Aux grands affrontements, aux abandons, aux pseudo-sorties, il est préférable de parler des déplacements infimes mais radicaux, et donc de pratiquer une stratégie non plus du « pas de sens », mais du déplacement, du « pas de côté ». Comment l'envisager ? C'est ce à quoi tente de répondre l'article de Jacques-David Ebguy.

S'il fait une véritable démonstration, extrêmement brillante, des ressources et de la subtilité de la recherche philosophico-littéraire la plus récente à travers ses nombreux articles, c'est à partir de la lecture de trois œuvres majeures du philosophe Jacques Rancière (La Chair des mots, La Parole muette, La Politique de la littérature) qui montre à quel point la littérature donne à penser, comment la réflexion philosophique s'insère dans l'œuvre de Flaubert comment, surtout et en l'occurrence, elle réfléchit cette pensée. C'est sans doute le trait le plus saillant de son article exigeant - « Portrait de l'écrivain en métaphysicien : Flaubert lu par Rancière » - que d'avoir rigoureusement tenté de mettre en évidence une pensée métaphysique dans la pratique d'écriture de Flaubert, réécrivant, avec et/ou contre Hegel, Fichte, Platon, Spinoza, Schopenhauer, ce dernier, en quelque sorte surdéterminé par la philosophie de Deleuze, sans quitter la scène rancérienne qui s'exprime dans cet énoncé lapidaire que rappelle Jacques-David Ebguy : « la littérature dit le vrai ». On ne peut mieux lancer le défi à la philosophie que sur ce terrain, une discipline qui, comme le laisse entendre l'auteur, ne s'est jamais départie de sa volonté de légiférer et/ou de juger, depuis Platon, dans tous les domaines non philosophiques. Autrement dit, de dire le vrai, là où, précisément, il manque.
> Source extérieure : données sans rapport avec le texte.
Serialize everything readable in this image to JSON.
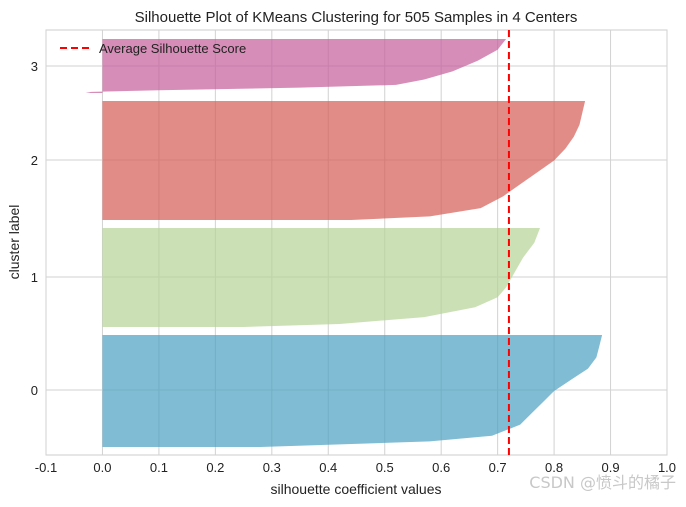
{
  "chart_data": {
    "type": "silhouette",
    "title": "Silhouette Plot of KMeans Clustering for 505 Samples in 4 Centers",
    "xlabel": "silhouette coefficient values",
    "ylabel": "cluster label",
    "xlim": [
      -0.1,
      1.0
    ],
    "xticks": [
      "-0.1",
      "0.0",
      "0.1",
      "0.2",
      "0.3",
      "0.4",
      "0.5",
      "0.6",
      "0.7",
      "0.8",
      "0.9",
      "1.0"
    ],
    "average_score": 0.72,
    "legend": {
      "label": "Average Silhouette Score",
      "placement": "top-left",
      "color": "#ff0000"
    },
    "grid": true,
    "clusters": [
      {
        "label": "0",
        "color": "#4aa0c0",
        "max": 0.885,
        "profile": [
          [
            0.0,
            0.885
          ],
          [
            0.1,
            0.88
          ],
          [
            0.2,
            0.875
          ],
          [
            0.3,
            0.86
          ],
          [
            0.4,
            0.83
          ],
          [
            0.5,
            0.8
          ],
          [
            0.6,
            0.78
          ],
          [
            0.7,
            0.76
          ],
          [
            0.8,
            0.74
          ],
          [
            0.9,
            0.69
          ],
          [
            0.95,
            0.58
          ],
          [
            1.0,
            0.28
          ]
        ]
      },
      {
        "label": "1",
        "color": "#b5d395",
        "max": 0.775,
        "profile": [
          [
            0.0,
            0.775
          ],
          [
            0.15,
            0.765
          ],
          [
            0.3,
            0.745
          ],
          [
            0.5,
            0.725
          ],
          [
            0.6,
            0.715
          ],
          [
            0.7,
            0.7
          ],
          [
            0.8,
            0.66
          ],
          [
            0.9,
            0.57
          ],
          [
            0.97,
            0.42
          ],
          [
            1.0,
            0.25
          ]
        ]
      },
      {
        "label": "2",
        "color": "#d65b55",
        "max": 0.855,
        "profile": [
          [
            0.0,
            0.855
          ],
          [
            0.1,
            0.85
          ],
          [
            0.2,
            0.845
          ],
          [
            0.3,
            0.835
          ],
          [
            0.4,
            0.82
          ],
          [
            0.5,
            0.8
          ],
          [
            0.6,
            0.77
          ],
          [
            0.7,
            0.74
          ],
          [
            0.8,
            0.71
          ],
          [
            0.9,
            0.67
          ],
          [
            0.97,
            0.58
          ],
          [
            1.0,
            0.44
          ]
        ]
      },
      {
        "label": "3",
        "color": "#c45d9a",
        "max": 0.715,
        "profile": [
          [
            0.0,
            0.715
          ],
          [
            0.2,
            0.7
          ],
          [
            0.4,
            0.665
          ],
          [
            0.6,
            0.62
          ],
          [
            0.75,
            0.57
          ],
          [
            0.85,
            0.52
          ],
          [
            0.9,
            0.35
          ],
          [
            0.95,
            0.1
          ],
          [
            0.98,
            -0.02
          ],
          [
            1.0,
            -0.03
          ]
        ]
      }
    ]
  },
  "watermark": "CSDN @愤斗的橘子"
}
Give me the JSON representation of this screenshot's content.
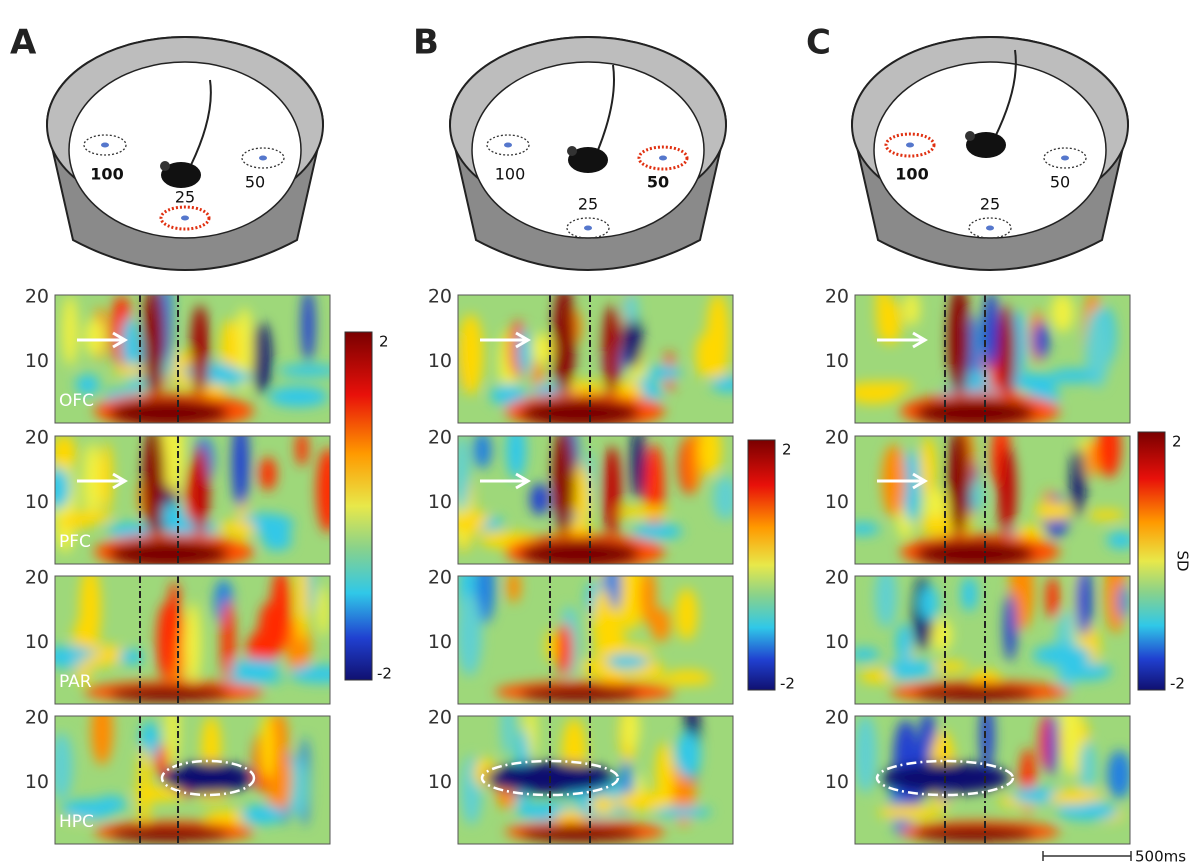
{
  "panels": [
    {
      "letter": "A",
      "reward_labels": [
        "100",
        "50",
        "25"
      ],
      "highlight": 2,
      "bold": 0
    },
    {
      "letter": "B",
      "reward_labels": [
        "100",
        "50",
        "25"
      ],
      "highlight": 1,
      "bold": 1
    },
    {
      "letter": "C",
      "reward_labels": [
        "100",
        "50",
        "25"
      ],
      "highlight": 0,
      "bold": 0
    }
  ],
  "regions": [
    "OFC",
    "PFC",
    "PAR",
    "HPC"
  ],
  "yticks": [
    20,
    10
  ],
  "colorbar": {
    "max": 2,
    "min": -2,
    "label": "SD"
  },
  "scale_bar": "500ms"
}
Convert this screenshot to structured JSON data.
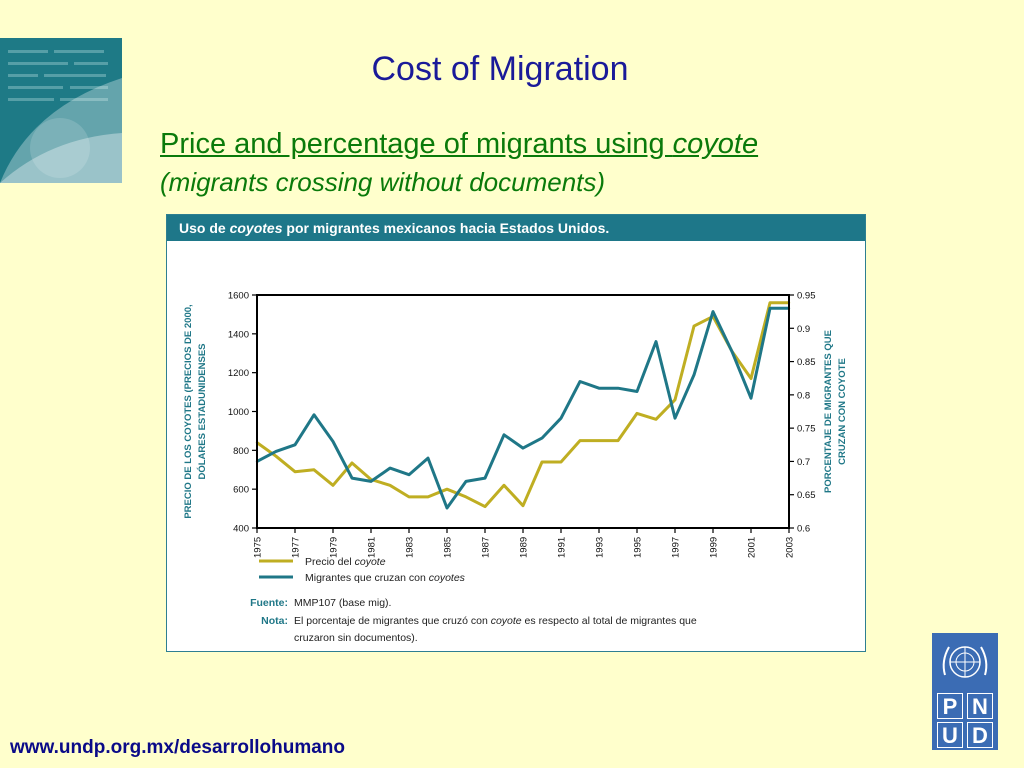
{
  "slide": {
    "title": "Cost of Migration",
    "subtitle_main": "Price and percentage of migrants using ",
    "subtitle_italic": "coyote",
    "subtitle_note": "(migrants crossing without documents)",
    "footer_link": "www.undp.org.mx/desarrollohumano"
  },
  "logo": {
    "letters": [
      "P",
      "N",
      "U",
      "D"
    ],
    "color": "#3b6cb4"
  },
  "figure": {
    "header_pre": "Uso de ",
    "header_italic": "coyotes",
    "header_post": " por migrantes mexicanos hacia Estados Unidos.",
    "fuente_label": "Fuente:",
    "fuente_text": "MMP107 (base mig).",
    "nota_label": "Nota:",
    "nota_line1_pre": "El porcentaje de migrantes que cruzó con ",
    "nota_line1_italic": "coyote",
    "nota_line1_post": " es respecto al total de migrantes que",
    "nota_line2": "cruzaron sin documentos)."
  },
  "chart_data": {
    "type": "line",
    "title": "Uso de coyotes por migrantes mexicanos hacia Estados Unidos.",
    "ylabel_left_line1": "PRECIO DE LOS COYOTES (PRECIOS DE 2000,",
    "ylabel_left_line2": "DÓLARES ESTADUNIDENSES",
    "ylabel_right_line1": "PORCENTAJE DE MIGRANTES QUE",
    "ylabel_right_line2": "CRUZAN CON COYOTE",
    "ylim_left": [
      400,
      1600
    ],
    "ylim_right": [
      0.6,
      0.95
    ],
    "xlim": [
      1975,
      2003
    ],
    "yticks_left": [
      400,
      600,
      800,
      1000,
      1200,
      1400,
      1600
    ],
    "yticks_right": [
      0.6,
      0.65,
      0.7,
      0.75,
      0.8,
      0.85,
      0.9,
      0.95
    ],
    "xticks": [
      1975,
      1977,
      1979,
      1981,
      1983,
      1985,
      1987,
      1989,
      1991,
      1993,
      1995,
      1997,
      1999,
      2001,
      2003
    ],
    "series": [
      {
        "name": "Precio del coyote",
        "axis": "left",
        "color": "#bfae22",
        "x": [
          1975,
          1976,
          1977,
          1978,
          1979,
          1980,
          1981,
          1982,
          1983,
          1984,
          1985,
          1986,
          1987,
          1988,
          1989,
          1990,
          1991,
          1992,
          1993,
          1994,
          1995,
          1996,
          1997,
          1998,
          1999,
          2000,
          2001,
          2002,
          2003
        ],
        "values": [
          840,
          770,
          690,
          700,
          620,
          735,
          650,
          620,
          560,
          560,
          600,
          560,
          510,
          620,
          515,
          740,
          740,
          850,
          850,
          850,
          990,
          960,
          1060,
          1440,
          1490,
          1310,
          1170,
          1560,
          1560
        ]
      },
      {
        "name": "Migrantes que cruzan con coyotes",
        "axis": "right",
        "color": "#1f7787",
        "x": [
          1975,
          1976,
          1977,
          1978,
          1979,
          1980,
          1981,
          1982,
          1983,
          1984,
          1985,
          1986,
          1987,
          1988,
          1989,
          1990,
          1991,
          1992,
          1993,
          1994,
          1995,
          1996,
          1997,
          1998,
          1999,
          2000,
          2001,
          2002,
          2003
        ],
        "values": [
          0.7,
          0.715,
          0.725,
          0.77,
          0.73,
          0.675,
          0.67,
          0.69,
          0.68,
          0.705,
          0.63,
          0.67,
          0.675,
          0.74,
          0.72,
          0.735,
          0.765,
          0.82,
          0.81,
          0.81,
          0.805,
          0.88,
          0.765,
          0.83,
          0.925,
          0.865,
          0.795,
          0.93,
          0.93
        ]
      }
    ],
    "legend": {
      "position": "bottom-left",
      "entries": [
        {
          "pre": "Precio del ",
          "italic": "coyote",
          "color": "#bfae22"
        },
        {
          "pre": "Migrantes que cruzan con ",
          "italic": "coyotes",
          "color": "#1f7787"
        }
      ]
    }
  }
}
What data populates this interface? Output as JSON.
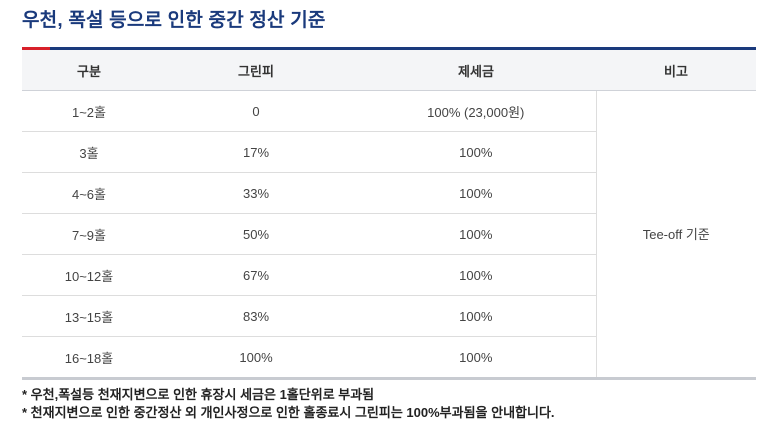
{
  "title": "우천, 폭설 등으로 인한 중간 정산 기준",
  "table": {
    "headers": [
      "구분",
      "그린피",
      "제세금",
      "비고"
    ],
    "rows": [
      [
        "1~2홀",
        "0",
        "100% (23,000원)"
      ],
      [
        "3홀",
        "17%",
        "100%"
      ],
      [
        "4~6홀",
        "33%",
        "100%"
      ],
      [
        "7~9홀",
        "50%",
        "100%"
      ],
      [
        "10~12홀",
        "67%",
        "100%"
      ],
      [
        "13~15홀",
        "83%",
        "100%"
      ],
      [
        "16~18홀",
        "100%",
        "100%"
      ]
    ],
    "note": "Tee-off 기준"
  },
  "notes": [
    "* 우천,폭설등 천재지변으로 인한 휴장시 세금은 1홀단위로 부과됨",
    "* 천재지변으로 인한 중간정산 외 개인사정으로 인한 홀종료시 그린피는 100%부과됨을 안내합니다."
  ],
  "colors": {
    "title": "#1a3a7c",
    "accent": "#d8202a",
    "header_bg": "#f4f5f7"
  }
}
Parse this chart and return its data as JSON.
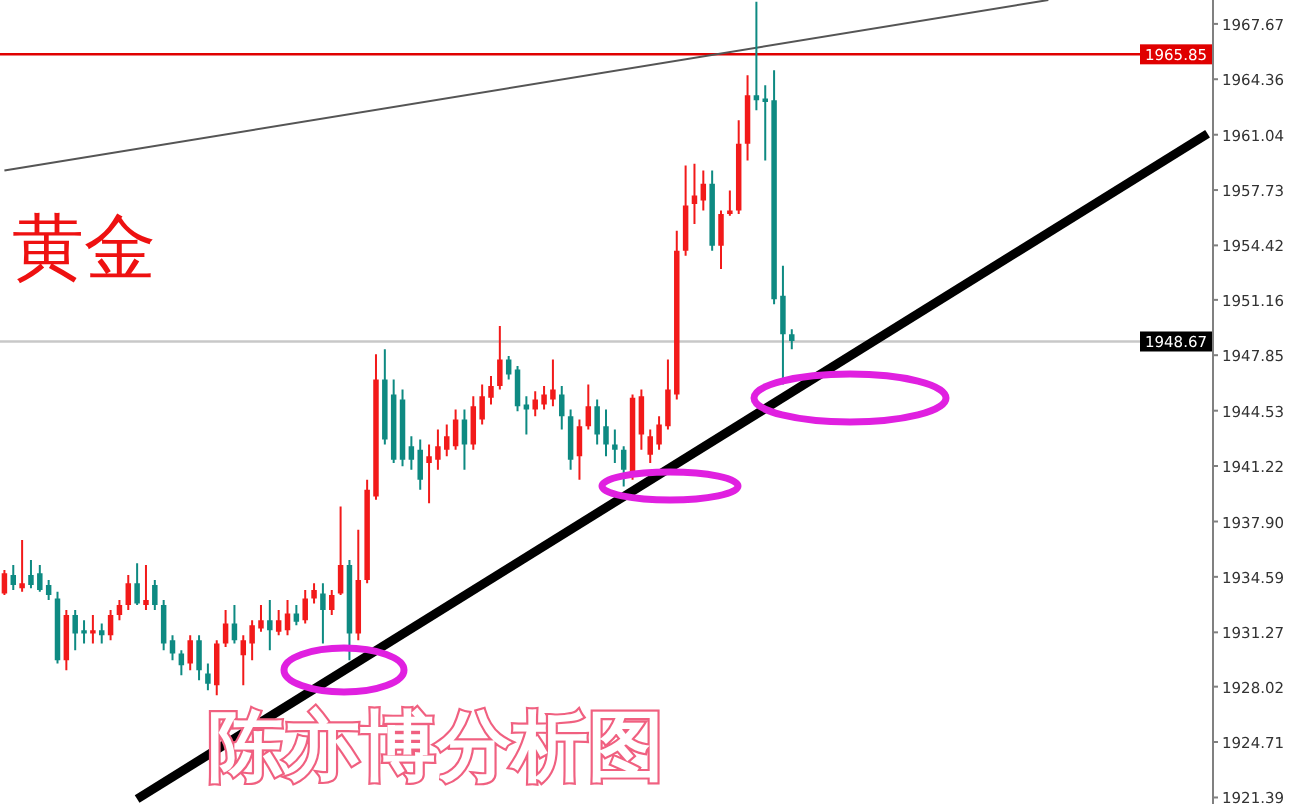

Comment dire ce qui manque à la littérature, comment dire ce « que fait Flaubert lorsqu'il compose un roman ? » Comment « nommer ce faire ? » Est-ce à cette fin que se destine la philosophie, en tant que manière de faire ? En d'autres termes, d'acheminer la littérature vers sa propre fin, dans la mesure où elle n'a pas conscience de son manque, en vérité ? La réponse positive que Rancière aura donnée constitue l'essentiel de la réflexion que l'auteur s'est attaché à développer et, finalement pour reconnaître, qu'au fond, la philosophie s'est toujours donnée sa légitimité en s'accordant le droit de penser le partage, la nécessaire distinction (donc, la coupure et le couplage des concepts et des termes) entre philosophie et littérature[25], autrement dit une primauté que ne dénierait pas Rancière dans l'exacte mesure où sa démarche vise à mettre en lumière dans la pratique scripturaire de Flaubert, comme le dit l'auteur, une « métaphysique en acte, à laquelle correspondent une nouvelle sensibilité et une nouvelle esthétique ».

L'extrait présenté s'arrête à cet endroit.